For the most part, the tool assumes that all goals are funded from one combined pool of assets; it does not create separate buckets to fund individual goals. The exception to this rule is 401(k)s and other retirement accounts, which are automatically applied to the retirement goal, or 529 plans and similar accounts for education goals.

The app also includes access to a document vault that lets users sort and filter documents, and view them on the phone. There is also a secure way that users can share documents with a third party.

Under the current design — which may be tweaked before final release — clients can create a “trusted user” to share documents with. The first time they share a file, that trusted user will get an email with an access link; clicking on the link will send a secure token to the person’s cell phone. At that point, the user can set up a password for future access.

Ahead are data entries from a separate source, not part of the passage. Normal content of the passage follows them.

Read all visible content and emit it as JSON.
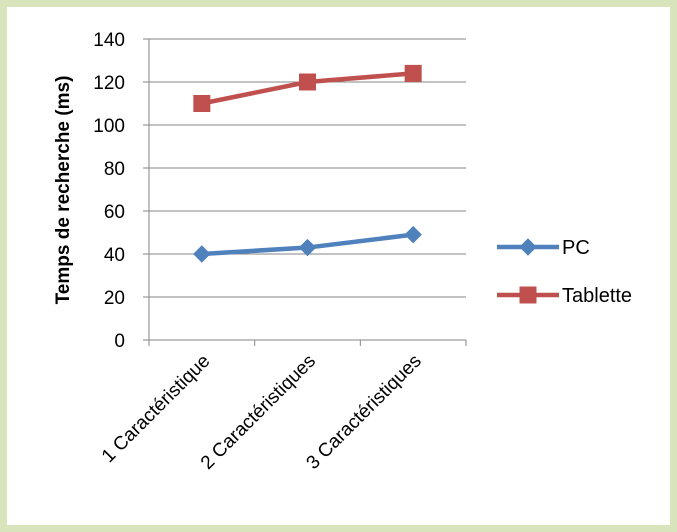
{
  "chart_data": {
    "type": "line",
    "categories": [
      "1 Caractéristique",
      "2 Caractéristiques",
      "3 Caractéristiques"
    ],
    "series": [
      {
        "name": "PC",
        "values": [
          40,
          43,
          49
        ],
        "color": "#4f81bd",
        "marker": "diamond"
      },
      {
        "name": "Tablette",
        "values": [
          110,
          120,
          124
        ],
        "color": "#c0504d",
        "marker": "square"
      }
    ],
    "title": "",
    "xlabel": "",
    "ylabel": "Temps de recherche (ms)",
    "ylim": [
      0,
      140
    ],
    "yticks": [
      0,
      20,
      40,
      60,
      80,
      100,
      120,
      140
    ],
    "grid": "horizontal",
    "legend_position": "right"
  }
}
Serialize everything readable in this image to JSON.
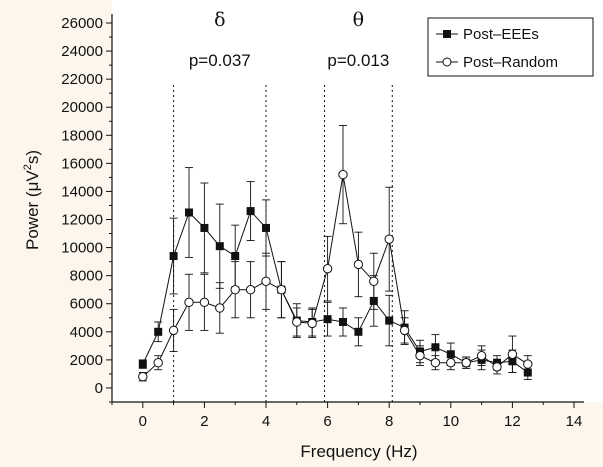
{
  "chart_data": {
    "type": "line",
    "xlabel": "Frequency (Hz)",
    "ylabel_parts": {
      "main": "Power (μV",
      "sup": "2",
      "tail": "s)"
    },
    "xlim": [
      -1,
      14
    ],
    "ylim": [
      -1000,
      26000
    ],
    "x_ticks": [
      0,
      2,
      4,
      6,
      8,
      10,
      12,
      14
    ],
    "y_ticks": [
      0,
      2000,
      4000,
      6000,
      8000,
      10000,
      12000,
      14000,
      16000,
      18000,
      20000,
      22000,
      24000,
      26000
    ],
    "x": [
      0,
      0.5,
      1,
      1.5,
      2,
      2.5,
      3,
      3.5,
      4,
      4.5,
      5,
      5.5,
      6,
      6.5,
      7,
      7.5,
      8,
      8.5,
      9,
      9.5,
      10,
      10.5,
      11,
      11.5,
      12,
      12.5
    ],
    "series": [
      {
        "name": "Post–EEEs",
        "marker": "filled-square",
        "values": [
          1700,
          4000,
          9400,
          12500,
          11400,
          10100,
          9400,
          12600,
          11400,
          7000,
          4800,
          4700,
          4900,
          4700,
          4000,
          6200,
          4800,
          4300,
          2600,
          2900,
          2400,
          1800,
          2000,
          1800,
          1900,
          1100
        ],
        "errors": [
          300,
          700,
          2700,
          3200,
          3200,
          3000,
          2200,
          2100,
          2000,
          2000,
          1200,
          1000,
          1200,
          1000,
          1000,
          1800,
          1800,
          1200,
          800,
          900,
          800,
          400,
          700,
          500,
          800,
          500
        ]
      },
      {
        "name": "Post–Random",
        "marker": "open-circle",
        "values": [
          800,
          1800,
          4100,
          6100,
          6100,
          5700,
          7000,
          7000,
          7600,
          7000,
          4700,
          4600,
          8500,
          15200,
          8800,
          7600,
          10600,
          4100,
          2300,
          1800,
          1800,
          1800,
          2300,
          1500,
          2400,
          1700
        ],
        "errors": [
          300,
          500,
          1500,
          2000,
          2000,
          1800,
          2000,
          2000,
          2000,
          2000,
          1000,
          1000,
          2300,
          3500,
          2300,
          2000,
          3700,
          900,
          700,
          500,
          500,
          400,
          700,
          500,
          1300,
          600
        ]
      }
    ],
    "bands": [
      {
        "symbol": "δ",
        "p_label": "p=0.037",
        "x_start": 1,
        "x_end": 4
      },
      {
        "symbol": "θ",
        "p_label": "p=0.013",
        "x_start": 5.9,
        "x_end": 8.1
      }
    ],
    "legend_position": "top-right",
    "grid": false
  },
  "style": {
    "background": "#fdf6ec",
    "plot_background": "#ffffff",
    "ink": "#111111"
  }
}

The Financial Health app represents an interesting concept. It starts off with the notion that clients will act badly, and then illustrates to them, on an ongoing basis, the long-term impact that current “bad” decisions would have on their financial well-being. The hope is that this will be enough to encourage better behavior and planning.

From within the app, clients can experiment with strategies to improve their long-term prospects. They can see the impact of spending less or saving more, calculate the periodic savings required to achieve a goal, and track progress toward their goals on at least a monthly basis.

In addition, a secure document vault system will let clients access and share all of their important financial documents.

Some advisors will almost certainly find this app’s unconventional approach disturbing. That’s to be expected. But I think the fitness-style approach to finances is a good one that will resonate with both clients and prospects.

I think the jury is still out on the “assume clients will favor short-term wishes over long-term goals” paradigm, but it seems to be worth trying. The only way to see how well it works is to get the app into the hands of a sufficiently large group and to track the results for some time.

If it works, I’m sure Finance Logix and Envestnet will build further upon this approach. If not, it should be easy enough to tweak the app to conform to a more conventional planning model while maintaining the financial fitness-tracking aspects.

Getting more folks engaged in their own planning process is a worthy goal, and the Financial Health app looks to be a step in the right direction.